On equations $m^2+1=5^n$

Hint: By Mihăilescu's theorem the only solution to

$$x^a - y^b = 1$$

where $a, b > 1$ and $x, y > 0$ is

$$3^2 - 2^3 = 1$$

Now you only have to consider the remaining cases where the exponents are not both more than $1$, and where the bases are not both more than $0$.

HINT.-If you are interested in another way of indicated in the link given by Yiyuan Lee (a good example of that elementary could be intricate enough and not easy), you could pay attention to the following:

$m^2+1=5^n\Rightarrow n$ is odd ($m^2+1=x^2$ is impossible since the difference between $x^2$ and the square of an integer greater than $x$ is always greater or equal than $2x+1>1$).

So we have the equation $$m^2+1=5x^2\iff m^2-5x^2=-1\quad (*)$$ The Pell-Fermat equation $(*)$ has infinitely many solutions but we have to discriminate these solutions with the restriction $x$ must be a power of $5$.

It is known in Algebraic Number Theory (it is not hard to calculate) that the fundamental unit of $\mathbb Q[\sqrt 5]$ is $\frac{ 1+\sqrt 5}{2}$ so all the solutions $(m_n,x_n)$ of $(*)$ are given by $$m_k+x_k\sqrt 5=\left(\frac{ 1+\sqrt 5}{2}\right)^k; k\ge 1\qquad (**)$$
Calculation gives $$2^k(m_k+x_k\sqrt 5)=(1+\sqrt 5)^k=1+\binom k1\sqrt 5+\binom k2(\sqrt 5)^2+\binom k3(\sqrt 5)^4+…..+\binom k2(\sqrt 5)^{k-2}+\binom k1(\sqrt 5)^{k-1}+(\sqrt 5)^k$$ Hence you have according if $k$ is even or odd $$2^{2k}x_{2k}=\binom {2k}1+5\binom {2k}3+5^2\binom {2k}5+5^3\binom {2k}7+…..5^{k-1}\binom {2k}1$$ $$2^{2k+1}x_{2k+1}=\binom {2k+1}1+5\binom {2k+1}3+5^2\binom{2k+1}5+5^3\binom {2k+1}7+…..+5^{k-1}\binom {2k+1}2+5^k$$ I leave to you the task of verifying that it is not possible that any $x_k$ is a power of $5$.

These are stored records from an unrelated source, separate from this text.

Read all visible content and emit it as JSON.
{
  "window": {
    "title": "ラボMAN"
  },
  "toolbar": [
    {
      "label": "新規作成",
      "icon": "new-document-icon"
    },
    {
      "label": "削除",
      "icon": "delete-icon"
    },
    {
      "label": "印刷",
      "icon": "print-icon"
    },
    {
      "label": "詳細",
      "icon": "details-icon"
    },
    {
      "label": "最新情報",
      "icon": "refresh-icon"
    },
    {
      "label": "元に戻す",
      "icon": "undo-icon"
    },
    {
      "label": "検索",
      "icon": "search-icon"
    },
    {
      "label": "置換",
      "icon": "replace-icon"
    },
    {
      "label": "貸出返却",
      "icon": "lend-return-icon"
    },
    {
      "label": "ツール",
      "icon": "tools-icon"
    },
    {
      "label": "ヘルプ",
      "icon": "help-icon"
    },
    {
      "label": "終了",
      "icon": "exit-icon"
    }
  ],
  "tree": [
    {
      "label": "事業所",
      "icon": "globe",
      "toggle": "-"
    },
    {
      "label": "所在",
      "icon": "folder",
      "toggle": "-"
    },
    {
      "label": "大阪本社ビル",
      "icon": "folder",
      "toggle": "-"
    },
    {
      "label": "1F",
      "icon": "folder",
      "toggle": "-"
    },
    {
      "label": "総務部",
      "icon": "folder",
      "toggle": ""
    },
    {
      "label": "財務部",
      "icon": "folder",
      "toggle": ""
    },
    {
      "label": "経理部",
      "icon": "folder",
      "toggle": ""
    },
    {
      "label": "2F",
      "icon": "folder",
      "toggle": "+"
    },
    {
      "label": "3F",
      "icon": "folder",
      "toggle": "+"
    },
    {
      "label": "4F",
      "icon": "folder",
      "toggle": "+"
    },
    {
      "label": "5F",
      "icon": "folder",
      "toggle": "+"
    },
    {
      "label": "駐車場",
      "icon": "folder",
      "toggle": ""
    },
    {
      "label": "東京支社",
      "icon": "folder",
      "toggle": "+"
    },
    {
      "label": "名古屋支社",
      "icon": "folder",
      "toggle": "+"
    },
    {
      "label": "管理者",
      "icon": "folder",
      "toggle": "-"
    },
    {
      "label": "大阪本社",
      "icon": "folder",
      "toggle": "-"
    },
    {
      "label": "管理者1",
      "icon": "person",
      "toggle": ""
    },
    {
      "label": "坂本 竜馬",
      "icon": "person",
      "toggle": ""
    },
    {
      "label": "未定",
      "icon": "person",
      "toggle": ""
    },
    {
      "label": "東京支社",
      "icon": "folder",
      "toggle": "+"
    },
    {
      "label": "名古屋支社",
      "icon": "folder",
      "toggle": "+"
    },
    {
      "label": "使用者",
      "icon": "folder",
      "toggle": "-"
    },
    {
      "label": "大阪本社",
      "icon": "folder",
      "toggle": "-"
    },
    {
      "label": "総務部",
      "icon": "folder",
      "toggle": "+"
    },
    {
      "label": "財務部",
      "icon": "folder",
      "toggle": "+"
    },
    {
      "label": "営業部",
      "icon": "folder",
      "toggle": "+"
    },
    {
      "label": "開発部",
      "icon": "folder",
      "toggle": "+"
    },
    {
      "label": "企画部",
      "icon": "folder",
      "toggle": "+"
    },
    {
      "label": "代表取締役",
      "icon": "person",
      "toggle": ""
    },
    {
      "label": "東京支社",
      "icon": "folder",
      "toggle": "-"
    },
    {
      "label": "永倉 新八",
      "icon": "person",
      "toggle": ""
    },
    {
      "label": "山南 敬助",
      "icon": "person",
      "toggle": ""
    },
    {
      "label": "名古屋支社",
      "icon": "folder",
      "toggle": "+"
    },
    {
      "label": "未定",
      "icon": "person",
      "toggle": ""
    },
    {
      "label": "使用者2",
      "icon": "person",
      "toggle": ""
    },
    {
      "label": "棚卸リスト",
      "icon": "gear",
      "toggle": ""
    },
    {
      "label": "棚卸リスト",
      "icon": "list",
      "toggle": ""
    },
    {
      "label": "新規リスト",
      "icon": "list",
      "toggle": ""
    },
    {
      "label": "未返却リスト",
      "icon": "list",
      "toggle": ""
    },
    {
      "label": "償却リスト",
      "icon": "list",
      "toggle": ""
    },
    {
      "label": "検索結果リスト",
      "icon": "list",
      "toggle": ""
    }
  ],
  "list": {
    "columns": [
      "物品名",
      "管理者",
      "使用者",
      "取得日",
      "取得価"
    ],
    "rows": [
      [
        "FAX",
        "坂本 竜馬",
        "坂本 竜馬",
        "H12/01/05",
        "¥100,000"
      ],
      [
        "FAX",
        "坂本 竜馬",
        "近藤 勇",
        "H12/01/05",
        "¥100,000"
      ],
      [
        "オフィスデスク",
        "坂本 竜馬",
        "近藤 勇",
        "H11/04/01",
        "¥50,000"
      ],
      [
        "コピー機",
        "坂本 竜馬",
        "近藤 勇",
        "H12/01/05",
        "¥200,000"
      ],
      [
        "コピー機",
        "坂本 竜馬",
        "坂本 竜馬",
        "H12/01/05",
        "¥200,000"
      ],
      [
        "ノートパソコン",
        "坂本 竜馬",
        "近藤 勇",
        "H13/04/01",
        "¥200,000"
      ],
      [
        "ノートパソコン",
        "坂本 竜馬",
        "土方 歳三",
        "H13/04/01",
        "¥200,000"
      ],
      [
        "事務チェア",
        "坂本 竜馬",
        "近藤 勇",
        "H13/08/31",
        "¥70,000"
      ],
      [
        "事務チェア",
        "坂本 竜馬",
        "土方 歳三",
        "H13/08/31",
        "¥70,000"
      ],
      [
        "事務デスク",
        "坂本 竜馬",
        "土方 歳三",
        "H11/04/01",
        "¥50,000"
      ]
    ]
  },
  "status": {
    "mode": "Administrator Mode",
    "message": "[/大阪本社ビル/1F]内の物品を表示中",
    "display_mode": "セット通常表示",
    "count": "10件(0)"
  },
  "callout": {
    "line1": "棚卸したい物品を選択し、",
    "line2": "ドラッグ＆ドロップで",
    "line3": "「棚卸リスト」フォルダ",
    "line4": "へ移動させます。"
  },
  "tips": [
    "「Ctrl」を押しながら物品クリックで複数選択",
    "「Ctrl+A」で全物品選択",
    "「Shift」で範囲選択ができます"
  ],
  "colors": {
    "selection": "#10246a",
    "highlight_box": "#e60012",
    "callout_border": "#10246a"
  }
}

Since $(1+mi)(1-mi)=(1+2i)^n(1-2i)^n$, we must have $1+mi=(1+2i)^n$ or $1-mi=(1+2i)^n$. If both $1+2i$ and $1-2i$ divide either $1+mi$ or $1-mi$, then $5$ would divide it, too, which is impossible since $5\nmid1$.

In this answer, it is shown that for $n\ge2$, $\mathrm{Re}\left((1+2i)^n\right)\ne1$.

Therefore, $m^2+1=5^n$ can only have solutions for $n=0$ ($m=0$) and $n=1$ ($m=2$).